Me levantei e caminhei até ele. Passei a mão pelo seu rosto e aquelas sensações voltaram com agressividade. Augie tirou minha mão e a beijou. Depois me abraçou e afagou meu rosto em seu peito. Seu perfume era perturbador. Minhas mãos passeavam pelas suas costas e comecei a sentir as suas percorrerem as minhas com certa intensidade. Começamos um roçar de corpos e sua ereção era nítida. Eu não queria pensar em nada além daquele prazer gigantesco. É como se eu me colocasse numa bolha enorme de desejo e ficasse ali curtindo cada segundo.
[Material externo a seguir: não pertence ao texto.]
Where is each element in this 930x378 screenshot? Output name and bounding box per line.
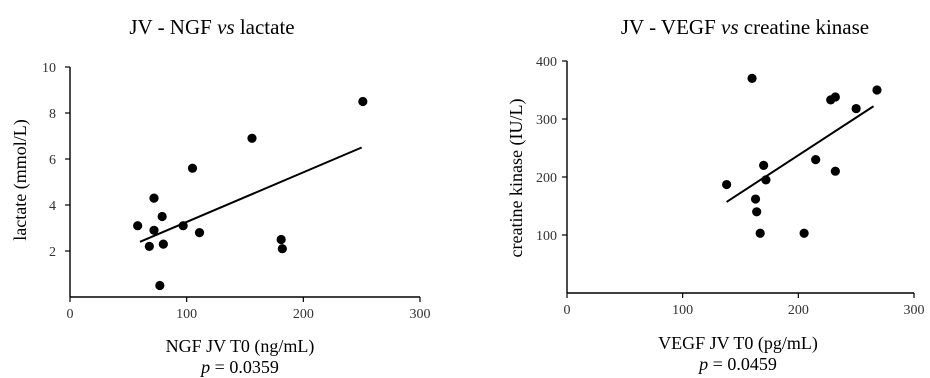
x-axis-label: NGF JV T0 (ng/mL) (166, 336, 315, 357)
data-point (851, 103, 861, 114)
x-tick-label: 100 (672, 303, 693, 318)
data-point (149, 193, 159, 203)
data-point (799, 228, 809, 238)
data-point (872, 85, 882, 95)
y-tick-label: 100 (536, 229, 557, 244)
data-point (277, 244, 287, 254)
y-axis-label: lactate (mmol/L) (10, 119, 31, 240)
y-tick-label: 10 (42, 61, 56, 76)
panel-ngf-lactate: JV - NGF vs lactate lactate (mmol/L) NGF… (10, 15, 431, 377)
y-tick-label: 4 (49, 199, 56, 214)
trendline (139, 146, 363, 243)
data-point (247, 133, 257, 143)
x-tick-label: 0 (564, 303, 571, 318)
y-tick-label: 6 (49, 153, 56, 168)
data-point (155, 280, 165, 291)
axes (69, 67, 420, 298)
data-point (144, 241, 154, 251)
data-point (276, 234, 286, 245)
data-points (722, 73, 882, 238)
data-point (157, 211, 167, 222)
data-point (187, 163, 198, 173)
trendline-line (139, 146, 363, 243)
axes (566, 61, 914, 294)
y-tick-label: 300 (536, 113, 557, 128)
y-tick-label: 400 (536, 55, 557, 70)
y-tick-label: 8 (49, 107, 56, 122)
p-value: p = 0.0459 (697, 354, 777, 374)
y-axis-label: creatine kinase (IU/L) (506, 99, 527, 258)
data-point (830, 166, 840, 176)
y-tick-label: 200 (536, 171, 557, 186)
x-tick-label: 100 (176, 307, 197, 322)
data-point (158, 239, 168, 249)
x-tick-label: 300 (904, 303, 925, 318)
ticks: 0 100 200 300 2 4 6 8 10 (42, 61, 431, 322)
data-point (750, 194, 761, 204)
x-tick-label: 300 (410, 307, 431, 322)
data-point (149, 225, 159, 235)
ticks: 0 100 200 300 100 200 300 400 (536, 55, 925, 318)
y-tick-label: 2 (49, 245, 56, 260)
trendline (726, 105, 875, 203)
x-tick-label: 200 (293, 307, 314, 322)
p-value: p = 0.0359 (199, 357, 279, 377)
data-point (747, 73, 757, 83)
data-point (752, 207, 762, 217)
data-point (759, 160, 769, 170)
panel-vegf-creatine-kinase: JV - VEGF vs creatine kinase creatine ki… (506, 15, 925, 374)
trendline-line (726, 105, 875, 203)
data-point (133, 221, 143, 231)
data-point (755, 228, 765, 238)
x-tick-label: 0 (67, 307, 74, 322)
data-points (133, 96, 368, 291)
x-axis-label: VEGF JV T0 (pg/mL) (658, 333, 818, 354)
chart-title: JV - NGF vs lactate (129, 15, 294, 39)
data-point (194, 228, 205, 238)
x-tick-label: 200 (788, 303, 809, 318)
data-point (830, 92, 840, 102)
data-point (811, 155, 821, 165)
data-point (358, 96, 368, 107)
data-point (722, 179, 732, 190)
chart-title: JV - VEGF vs creatine kinase (621, 15, 869, 39)
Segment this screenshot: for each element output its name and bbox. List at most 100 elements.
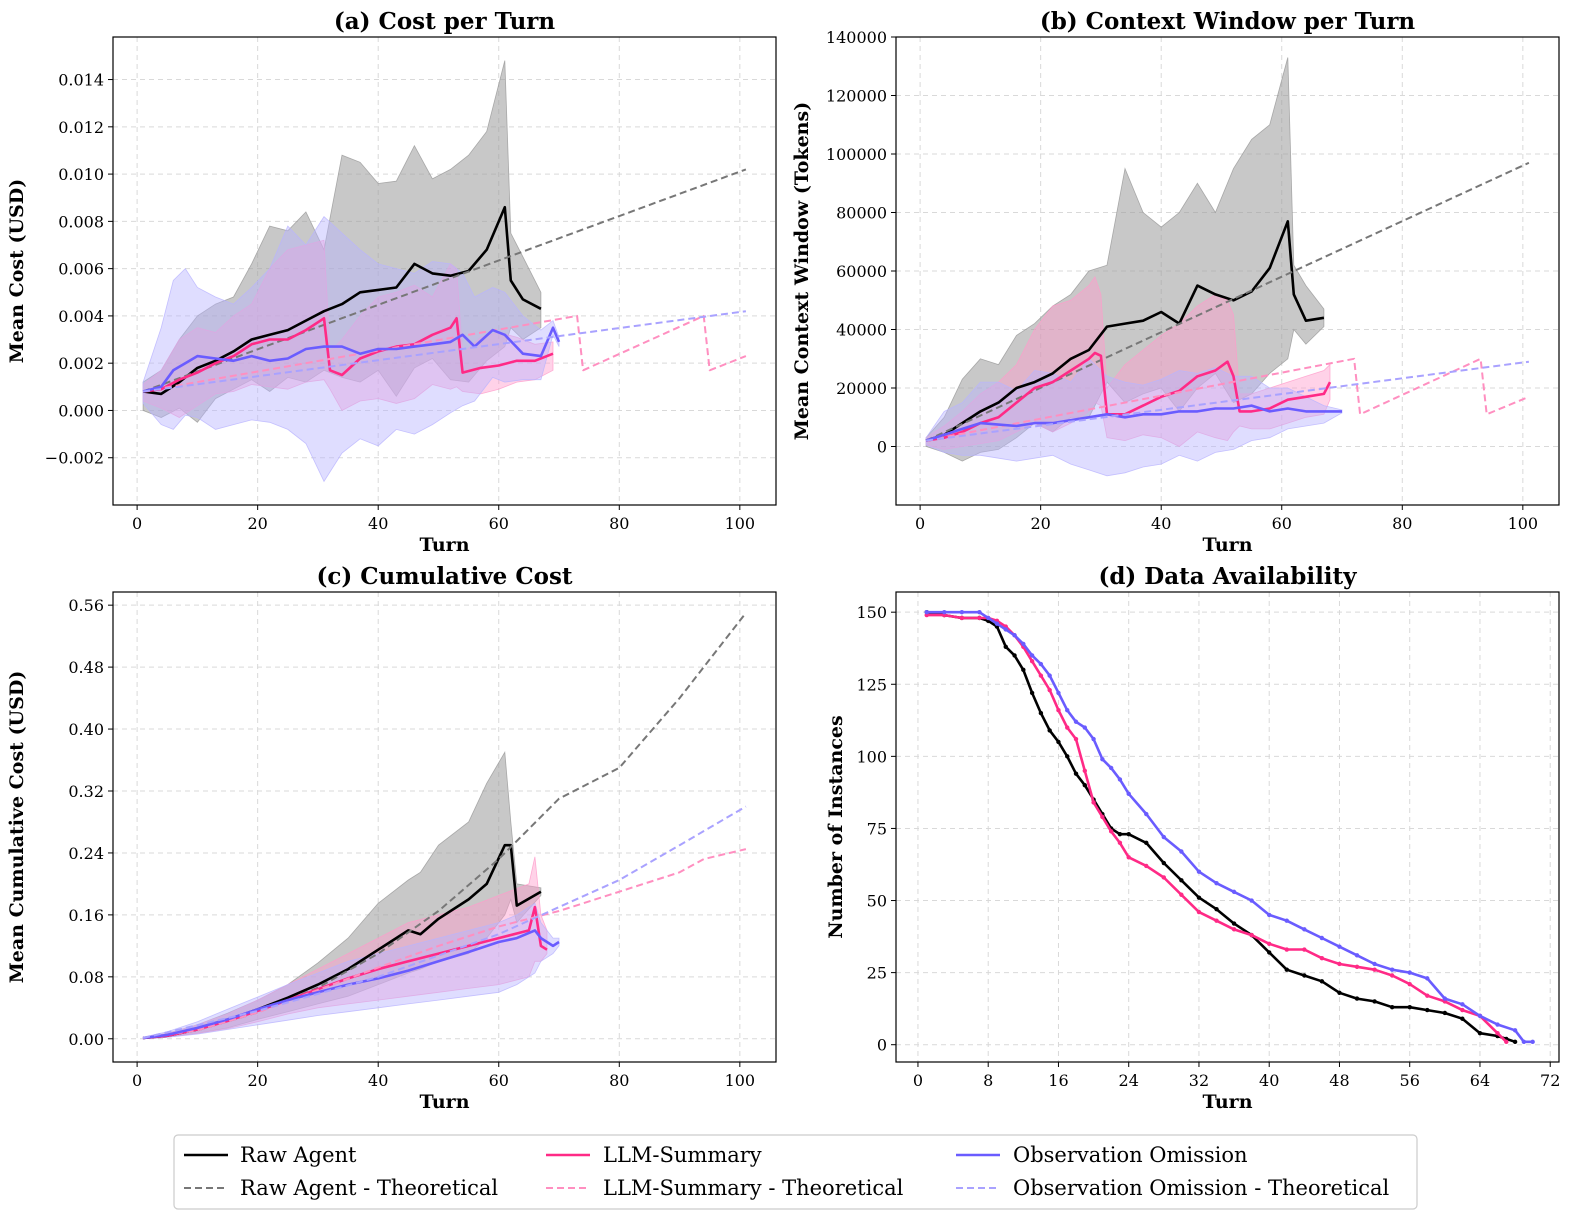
point-d-observation-omission-32 xyxy=(1337,944,1342,949)
point-d-observation-omission-26 xyxy=(1231,889,1237,895)
point-d-raw-agent-36 xyxy=(1407,1005,1412,1010)
point-d-llm-summary-12 xyxy=(1056,708,1061,713)
y-tick-label-d-2: 50 xyxy=(867,892,887,911)
point-d-raw-agent-43 xyxy=(1512,1039,1518,1045)
point-d-raw-agent-13 xyxy=(1065,754,1070,759)
y-tick-label-c-1: 0.08 xyxy=(68,968,104,987)
point-d-llm-summary-21 xyxy=(1144,863,1149,869)
point-d-llm-summary-29 xyxy=(1284,947,1289,952)
point-d-observation-omission-27 xyxy=(1249,898,1254,903)
series-d-raw-agent xyxy=(926,610,1516,1044)
panel-d-data-availability: 0 8 16 24 32 40 48 56 64 72 0 25 50 75 100 125 150 (d) Da… xyxy=(825,563,1560,1113)
series-b-observation-omission xyxy=(925,404,1342,442)
series-c-llm-summary-theoretical xyxy=(142,848,747,1039)
point-d-observation-omission-40 xyxy=(1477,1013,1483,1019)
axes-frame-a xyxy=(112,36,777,506)
point-d-observation-omission-23 xyxy=(1179,849,1184,854)
x-tick-label-b-4: 80 xyxy=(1392,514,1412,533)
legend-label-raw-agent-theoretical: Raw Agent - Theoretical xyxy=(240,1176,498,1200)
y-tick-label-b-1: 20000 xyxy=(836,379,887,398)
point-d-observation-omission-29 xyxy=(1284,918,1289,923)
point-d-observation-omission-25 xyxy=(1214,881,1219,886)
point-d-llm-summary-2 xyxy=(959,615,965,621)
y-tick-label-a-0: −0.002 xyxy=(45,449,104,468)
point-d-raw-agent-9 xyxy=(1029,690,1035,696)
point-d-observation-omission-5 xyxy=(994,621,1000,626)
point-d-raw-agent-11 xyxy=(1047,728,1052,733)
point-d-observation-omission-22 xyxy=(1161,834,1167,840)
point-d-observation-omission-9 xyxy=(1029,653,1035,658)
series-b-llm-summary xyxy=(925,351,1332,442)
point-d-raw-agent-12 xyxy=(1056,739,1061,745)
point-d-raw-agent-23 xyxy=(1179,878,1184,883)
x-tick-label-c-4: 80 xyxy=(609,1071,629,1090)
point-d-llm-summary-23 xyxy=(1179,892,1184,897)
y-tick-label-b-2: 40000 xyxy=(836,321,887,340)
x-tick-label-d-7: 56 xyxy=(1400,1071,1420,1090)
series-a-observation-omission-theoretical xyxy=(142,310,747,393)
legend-label-llm-summary-theoretical: LLM-Summary - Theoretical xyxy=(603,1176,904,1200)
legend: Raw Agent Raw Agent - Theoretical LLM-Su… xyxy=(173,1134,1418,1210)
point-d-llm-summary-16 xyxy=(1091,800,1096,805)
x-tick-label-a-4: 80 xyxy=(609,514,629,533)
point-d-raw-agent-14 xyxy=(1073,771,1079,776)
series-c-observation-omission xyxy=(142,929,560,1040)
series-b-observation-omission-theoretical xyxy=(925,360,1530,442)
series-a-raw-agent-theoretical xyxy=(142,168,747,393)
x-tick-label-b-2: 40 xyxy=(1151,514,1171,533)
point-d-observation-omission-19 xyxy=(1117,777,1123,782)
y-tick-label-d-0: 0 xyxy=(877,1036,887,1055)
point-d-observation-omission-28 xyxy=(1267,912,1272,918)
x-axis-label-a: Turn xyxy=(419,534,469,556)
point-d-observation-omission-18 xyxy=(1108,765,1114,771)
point-d-llm-summary-10 xyxy=(1038,673,1044,678)
x-tick-label-a-3: 60 xyxy=(489,514,509,533)
x-tick-label-b-0: 0 xyxy=(915,514,925,533)
y-tick-label-a-7: 0.012 xyxy=(58,118,104,137)
y-tick-label-b-5: 100000 xyxy=(826,145,887,164)
x-tick-label-d-8: 64 xyxy=(1470,1071,1490,1090)
point-d-observation-omission-10 xyxy=(1038,661,1044,667)
x-tick-label-d-4: 32 xyxy=(1189,1071,1209,1090)
y-axis-label-c: Mean Cumulative Cost (USD) xyxy=(6,671,28,984)
legend-label-raw-agent: Raw Agent xyxy=(240,1143,357,1167)
y-tick-label-b-3: 60000 xyxy=(836,262,887,281)
point-d-observation-omission-14 xyxy=(1073,719,1079,724)
point-d-observation-omission-13 xyxy=(1065,708,1070,713)
point-d-observation-omission-43 xyxy=(1521,1039,1527,1045)
x-tick-label-c-2: 40 xyxy=(368,1071,388,1090)
series-b-llm-summary-theoretical xyxy=(925,357,1530,442)
y-tick-label-c-6: 0.48 xyxy=(68,658,104,677)
chart-title-b: (b) Context Window per Turn xyxy=(1040,8,1416,35)
point-d-raw-agent-29 xyxy=(1284,967,1289,972)
point-d-observation-omission-39 xyxy=(1460,1002,1465,1007)
y-axis-label-d: Number of Instances xyxy=(825,715,847,938)
point-d-llm-summary-28 xyxy=(1267,941,1272,946)
y-axis-label-a: Mean Cost (USD) xyxy=(6,179,28,364)
x-tick-label-a-5: 100 xyxy=(725,514,756,533)
point-d-observation-omission-42 xyxy=(1512,1028,1518,1033)
point-d-observation-omission-37 xyxy=(1425,976,1430,981)
x-axis-label-b: Turn xyxy=(1202,534,1252,556)
x-axis-label-c: Turn xyxy=(419,1091,469,1113)
point-d-llm-summary-32 xyxy=(1337,961,1342,967)
point-d-observation-omission-21 xyxy=(1144,811,1149,817)
axes-frame-d xyxy=(895,591,1560,1063)
point-d-observation-omission-36 xyxy=(1407,970,1412,975)
point-d-llm-summary-18 xyxy=(1108,829,1114,834)
point-d-raw-agent-6 xyxy=(1003,644,1008,649)
y-tick-label-a-5: 0.008 xyxy=(58,212,104,231)
series-a-llm-summary xyxy=(142,316,554,393)
x-tick-label-b-1: 20 xyxy=(1030,514,1050,533)
point-d-llm-summary-13 xyxy=(1065,725,1070,730)
y-tick-label-d-1: 25 xyxy=(867,964,887,983)
point-d-raw-agent-33 xyxy=(1354,996,1360,1001)
point-d-observation-omission-34 xyxy=(1372,961,1377,967)
point-d-llm-summary-25 xyxy=(1214,918,1219,923)
point-d-llm-summary-22 xyxy=(1161,875,1167,880)
point-d-observation-omission-44 xyxy=(1530,1039,1535,1045)
point-d-raw-agent-34 xyxy=(1372,999,1377,1004)
point-d-observation-omission-35 xyxy=(1389,967,1395,972)
band-b-observation-omission xyxy=(925,358,1343,477)
x-tick-label-c-1: 20 xyxy=(247,1071,267,1090)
As batidas na porta nos despertaram pra realidade repulsiva do vexame e constrangimento.

Augie ficou apoiado atrás da cômoda e eu me sentei rapidamente na cama abraçando o travesseiro, tentando respirar com mais calma - missão que não parecia nada fácil.

- Entra - grito.

- Oi, minha filha... Ah! Você está aqui!Que bom, assim dou o recado de uma vez só. A mãe de vocês ligou dizendo que não vai conseguir chegar hoje. Como ela não gosta de dirigir a noite, vai dormir em algum hotel na estrada e chega amanhã cedo. Quer a família reunida para um delicioso café da manhã!

Absorvo cada palavra, principalmente a parte "a mãe de vocês". 

Merda! Merda! Merda! Porque isso tinha que acontecer logo comigo? Porque, desgraça!